Forderung der Politik
Soweit also die Theorie, die Eltern schon seit Jahren immer wieder an ihre Grenzen bringt. Kinder werden einfach oft krank, das erste Kitajahr ist bei vielen Eltern gefürchtet. Nun aber befinden wir uns in einer Pandemie! Der FDP-Politiker Joachim Stamp will etwas für uns Eltern tun. "Wir sollten die Krankentage für Eltern ausweiten, wo sie freinehmen können für die Betreuung ihrer kranken Kinder. Mit dem jetzigen Kontingent ist das in Fragen einer Pandemie nicht dauerhaft zu stemmen", sagte der stellvertretende Ministerpräsident von NRW.
Unbezahlt freinehmen
Aktuell haben viele Eltern die Kindkrank-Tage für dieses Jahr bereits aufgebraucht. Ihnen bleibt nur, unbezahlt frei zu nehmen. Das hat für die ganze Familie einschneidende Folgen. Es ist bekannt, dass mehr Familien durch Corona von Armut bedroht sind. Müssen Eltern, die nur über ein geringes oder mittleres Einkommen verfügen, unbezahlt freinehmen, könnte das eine neue Welle von (Kinder-) Armut zur Folge haben.
Mehr Rücksicht auf Familien
Der Familienminister von NRW hofft, dass sein Vorschlag auf Bundesebene diskutiert wird. "Wir müssen mehr Rücksicht auf die Familien nehmen.
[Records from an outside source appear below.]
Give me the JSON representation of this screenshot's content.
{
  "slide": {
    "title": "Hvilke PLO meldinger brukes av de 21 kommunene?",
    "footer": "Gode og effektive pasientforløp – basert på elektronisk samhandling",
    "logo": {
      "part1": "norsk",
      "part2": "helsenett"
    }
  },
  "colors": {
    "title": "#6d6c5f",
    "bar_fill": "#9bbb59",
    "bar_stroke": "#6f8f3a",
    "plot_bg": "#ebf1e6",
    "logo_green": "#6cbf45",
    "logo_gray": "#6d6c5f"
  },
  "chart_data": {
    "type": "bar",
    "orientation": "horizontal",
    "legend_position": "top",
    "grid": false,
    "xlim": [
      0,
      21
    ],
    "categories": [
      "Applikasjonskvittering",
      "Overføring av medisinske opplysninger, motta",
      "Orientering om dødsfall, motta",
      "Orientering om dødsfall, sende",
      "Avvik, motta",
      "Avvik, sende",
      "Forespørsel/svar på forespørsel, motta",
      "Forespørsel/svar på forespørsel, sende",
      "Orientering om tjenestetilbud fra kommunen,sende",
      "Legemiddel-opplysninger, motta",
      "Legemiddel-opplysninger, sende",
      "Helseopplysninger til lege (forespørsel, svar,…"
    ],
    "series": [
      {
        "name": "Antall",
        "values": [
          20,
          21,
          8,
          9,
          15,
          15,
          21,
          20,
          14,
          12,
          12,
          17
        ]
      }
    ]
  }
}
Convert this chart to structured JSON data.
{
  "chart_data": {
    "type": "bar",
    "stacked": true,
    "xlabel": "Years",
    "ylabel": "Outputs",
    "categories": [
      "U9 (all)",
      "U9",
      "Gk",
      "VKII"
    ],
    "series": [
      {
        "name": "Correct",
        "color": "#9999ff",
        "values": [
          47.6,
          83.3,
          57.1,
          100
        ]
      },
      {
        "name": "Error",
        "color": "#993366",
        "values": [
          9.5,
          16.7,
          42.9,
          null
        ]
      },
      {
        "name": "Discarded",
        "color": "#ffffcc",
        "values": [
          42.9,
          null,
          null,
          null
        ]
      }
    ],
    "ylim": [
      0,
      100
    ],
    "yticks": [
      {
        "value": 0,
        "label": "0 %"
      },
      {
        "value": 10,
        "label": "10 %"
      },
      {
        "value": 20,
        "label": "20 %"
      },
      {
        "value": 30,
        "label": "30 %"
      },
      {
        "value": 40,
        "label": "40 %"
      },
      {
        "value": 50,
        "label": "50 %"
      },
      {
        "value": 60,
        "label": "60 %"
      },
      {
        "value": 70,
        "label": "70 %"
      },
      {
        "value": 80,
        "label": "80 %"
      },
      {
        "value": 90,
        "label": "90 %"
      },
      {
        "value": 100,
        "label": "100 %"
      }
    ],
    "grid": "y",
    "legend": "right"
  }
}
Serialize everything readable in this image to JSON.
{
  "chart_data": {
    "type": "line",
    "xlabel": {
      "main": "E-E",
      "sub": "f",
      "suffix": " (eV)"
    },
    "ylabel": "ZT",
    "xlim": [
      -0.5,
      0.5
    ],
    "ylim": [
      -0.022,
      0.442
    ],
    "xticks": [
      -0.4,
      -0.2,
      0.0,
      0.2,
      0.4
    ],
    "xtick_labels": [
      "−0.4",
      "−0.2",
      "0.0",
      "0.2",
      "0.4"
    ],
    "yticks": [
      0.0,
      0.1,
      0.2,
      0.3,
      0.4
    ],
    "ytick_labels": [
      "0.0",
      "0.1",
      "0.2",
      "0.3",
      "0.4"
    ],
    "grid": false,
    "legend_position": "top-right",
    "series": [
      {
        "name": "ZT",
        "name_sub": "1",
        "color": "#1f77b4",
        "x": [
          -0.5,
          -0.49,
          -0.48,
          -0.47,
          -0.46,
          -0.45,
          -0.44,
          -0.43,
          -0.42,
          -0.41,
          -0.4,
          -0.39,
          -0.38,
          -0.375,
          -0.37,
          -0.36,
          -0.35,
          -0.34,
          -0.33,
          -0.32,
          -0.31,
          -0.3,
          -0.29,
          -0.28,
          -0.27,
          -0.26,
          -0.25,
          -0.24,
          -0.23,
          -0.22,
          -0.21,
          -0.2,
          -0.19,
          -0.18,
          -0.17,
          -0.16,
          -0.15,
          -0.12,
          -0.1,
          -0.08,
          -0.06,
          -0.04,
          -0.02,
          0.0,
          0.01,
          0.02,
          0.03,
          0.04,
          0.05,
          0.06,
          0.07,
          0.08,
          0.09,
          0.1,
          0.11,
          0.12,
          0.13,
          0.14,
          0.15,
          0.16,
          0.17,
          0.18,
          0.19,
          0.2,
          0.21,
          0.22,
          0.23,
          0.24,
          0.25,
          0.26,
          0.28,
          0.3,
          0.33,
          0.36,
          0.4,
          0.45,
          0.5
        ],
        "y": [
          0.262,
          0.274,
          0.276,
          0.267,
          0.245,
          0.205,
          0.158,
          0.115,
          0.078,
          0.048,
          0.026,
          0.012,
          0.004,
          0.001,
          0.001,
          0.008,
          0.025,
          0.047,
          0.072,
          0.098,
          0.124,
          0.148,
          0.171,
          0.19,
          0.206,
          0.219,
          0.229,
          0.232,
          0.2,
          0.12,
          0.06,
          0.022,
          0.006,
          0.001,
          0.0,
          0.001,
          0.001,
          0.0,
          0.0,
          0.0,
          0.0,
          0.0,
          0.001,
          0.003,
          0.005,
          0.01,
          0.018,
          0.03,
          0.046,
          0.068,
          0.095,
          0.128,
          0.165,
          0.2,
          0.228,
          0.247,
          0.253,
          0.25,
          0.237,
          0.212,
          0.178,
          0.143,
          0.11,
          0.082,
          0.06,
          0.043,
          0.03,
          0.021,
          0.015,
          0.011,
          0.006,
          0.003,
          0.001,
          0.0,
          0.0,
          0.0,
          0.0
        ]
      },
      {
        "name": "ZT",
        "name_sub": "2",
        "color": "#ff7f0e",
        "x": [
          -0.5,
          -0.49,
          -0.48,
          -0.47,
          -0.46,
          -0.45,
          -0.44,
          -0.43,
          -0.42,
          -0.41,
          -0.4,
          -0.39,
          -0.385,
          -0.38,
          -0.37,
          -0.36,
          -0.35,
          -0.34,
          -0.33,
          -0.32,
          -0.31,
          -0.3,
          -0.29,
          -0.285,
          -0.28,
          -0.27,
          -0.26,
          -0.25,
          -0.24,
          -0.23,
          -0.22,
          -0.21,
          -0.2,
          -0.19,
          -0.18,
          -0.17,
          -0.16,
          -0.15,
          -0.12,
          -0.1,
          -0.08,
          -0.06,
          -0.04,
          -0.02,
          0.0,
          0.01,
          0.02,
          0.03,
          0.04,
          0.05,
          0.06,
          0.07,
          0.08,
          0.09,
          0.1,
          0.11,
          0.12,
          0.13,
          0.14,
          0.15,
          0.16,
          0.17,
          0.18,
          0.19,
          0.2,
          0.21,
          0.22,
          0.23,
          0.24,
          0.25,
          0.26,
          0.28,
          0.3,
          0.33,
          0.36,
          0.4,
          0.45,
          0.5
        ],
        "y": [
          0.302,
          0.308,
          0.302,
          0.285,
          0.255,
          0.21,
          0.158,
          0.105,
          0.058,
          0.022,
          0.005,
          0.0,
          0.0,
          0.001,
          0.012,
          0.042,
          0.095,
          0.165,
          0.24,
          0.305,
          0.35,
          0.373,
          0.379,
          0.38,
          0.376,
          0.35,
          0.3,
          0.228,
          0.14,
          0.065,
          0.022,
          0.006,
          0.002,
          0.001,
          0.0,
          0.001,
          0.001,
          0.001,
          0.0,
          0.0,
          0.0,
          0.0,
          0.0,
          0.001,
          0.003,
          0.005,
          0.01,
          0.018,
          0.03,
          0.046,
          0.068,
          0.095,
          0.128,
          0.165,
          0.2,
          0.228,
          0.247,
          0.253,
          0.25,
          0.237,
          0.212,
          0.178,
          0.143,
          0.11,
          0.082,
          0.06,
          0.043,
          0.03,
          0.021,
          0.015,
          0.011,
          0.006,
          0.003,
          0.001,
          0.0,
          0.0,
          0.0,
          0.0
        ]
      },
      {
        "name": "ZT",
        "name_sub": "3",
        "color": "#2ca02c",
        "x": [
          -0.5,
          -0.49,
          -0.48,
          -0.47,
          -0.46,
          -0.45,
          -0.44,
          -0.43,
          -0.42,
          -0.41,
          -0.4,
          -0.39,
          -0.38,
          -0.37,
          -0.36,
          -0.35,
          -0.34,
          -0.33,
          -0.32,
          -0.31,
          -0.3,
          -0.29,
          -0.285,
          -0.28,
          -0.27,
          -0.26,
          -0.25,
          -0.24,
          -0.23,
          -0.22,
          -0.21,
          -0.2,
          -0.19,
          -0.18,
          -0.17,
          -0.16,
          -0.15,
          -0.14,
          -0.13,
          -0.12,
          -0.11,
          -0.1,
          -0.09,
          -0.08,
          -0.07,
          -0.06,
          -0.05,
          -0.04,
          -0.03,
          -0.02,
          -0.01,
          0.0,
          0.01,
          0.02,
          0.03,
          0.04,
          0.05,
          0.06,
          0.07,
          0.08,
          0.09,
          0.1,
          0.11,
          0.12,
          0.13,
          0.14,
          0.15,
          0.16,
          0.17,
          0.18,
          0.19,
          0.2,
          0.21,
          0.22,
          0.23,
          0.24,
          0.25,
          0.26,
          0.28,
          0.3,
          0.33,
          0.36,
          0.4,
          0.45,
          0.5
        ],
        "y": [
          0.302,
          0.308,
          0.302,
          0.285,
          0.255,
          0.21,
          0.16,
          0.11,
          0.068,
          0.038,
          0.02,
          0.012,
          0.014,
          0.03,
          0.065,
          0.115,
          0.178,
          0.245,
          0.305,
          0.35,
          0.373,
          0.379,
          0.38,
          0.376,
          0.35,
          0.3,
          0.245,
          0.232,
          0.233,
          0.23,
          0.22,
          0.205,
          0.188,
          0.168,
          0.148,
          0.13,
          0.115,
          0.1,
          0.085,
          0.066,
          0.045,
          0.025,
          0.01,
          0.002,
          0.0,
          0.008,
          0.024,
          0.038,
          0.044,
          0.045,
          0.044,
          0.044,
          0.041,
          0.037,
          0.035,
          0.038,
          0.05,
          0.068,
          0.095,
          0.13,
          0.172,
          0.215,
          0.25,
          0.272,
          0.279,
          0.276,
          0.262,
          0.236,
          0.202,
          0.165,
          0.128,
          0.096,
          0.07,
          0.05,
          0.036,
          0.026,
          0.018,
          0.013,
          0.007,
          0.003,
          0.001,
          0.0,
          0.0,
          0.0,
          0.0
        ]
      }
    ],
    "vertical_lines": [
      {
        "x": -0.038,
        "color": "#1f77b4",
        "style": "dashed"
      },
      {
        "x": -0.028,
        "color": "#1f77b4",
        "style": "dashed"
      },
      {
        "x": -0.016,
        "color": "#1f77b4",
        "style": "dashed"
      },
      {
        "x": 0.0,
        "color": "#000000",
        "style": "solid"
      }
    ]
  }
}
Deshalb wünsche ich mir von Frau Giffey, von Herrn Heil, von Herrn Spahn hier jetzt endlich mal eine vernünftige Lösung." Sollte dies nicht passieren, wird Stamp sich dafür stark machen, dass eine Änderung der Kindkrank-Tage-Regelung in Nordrhein-Westfalen angestoßen wird.
Quelle: Zeit
Meine Meinung
An unserem Kühlschrank hängt ein Zettel, auf dem mein Mann und ich akribisch festhalten, wer von uns wie viele Kindkrank-Tage für welches Kind genommen hat. Bei drei Kindern ist nämlich das Nachverfolgen der bereits genommenen Kindkrank-Tage (das müssen wir für die Krankenkasse nachvollziehen) schon eine Herausforderung.
Wir haben für dieses Jahr noch ein paar Tage übrig (aber das dicke Ende kommt ja auch erst noch). Das liegt aber auch daran, dass wir oft mit den Kindern gar nicht zum Arzt gehen, sondern unseren Arbeitsalltag so gestalten, dass sich eine*r um die Kinder kümmern kann und dann eben abends/ nachts arbeitet. So "sparen" wir uns die Tage für herausforderndere Zeiten auf.
Die wenigsten Eltern haben aber diese Möglichkeit. Seit Jahren erklären Eltern immer wieder, dass die Kindkrank-Tage zu knapp bemessen sind. Gut, dass sich endlich mal die Politik damit beschäftigt.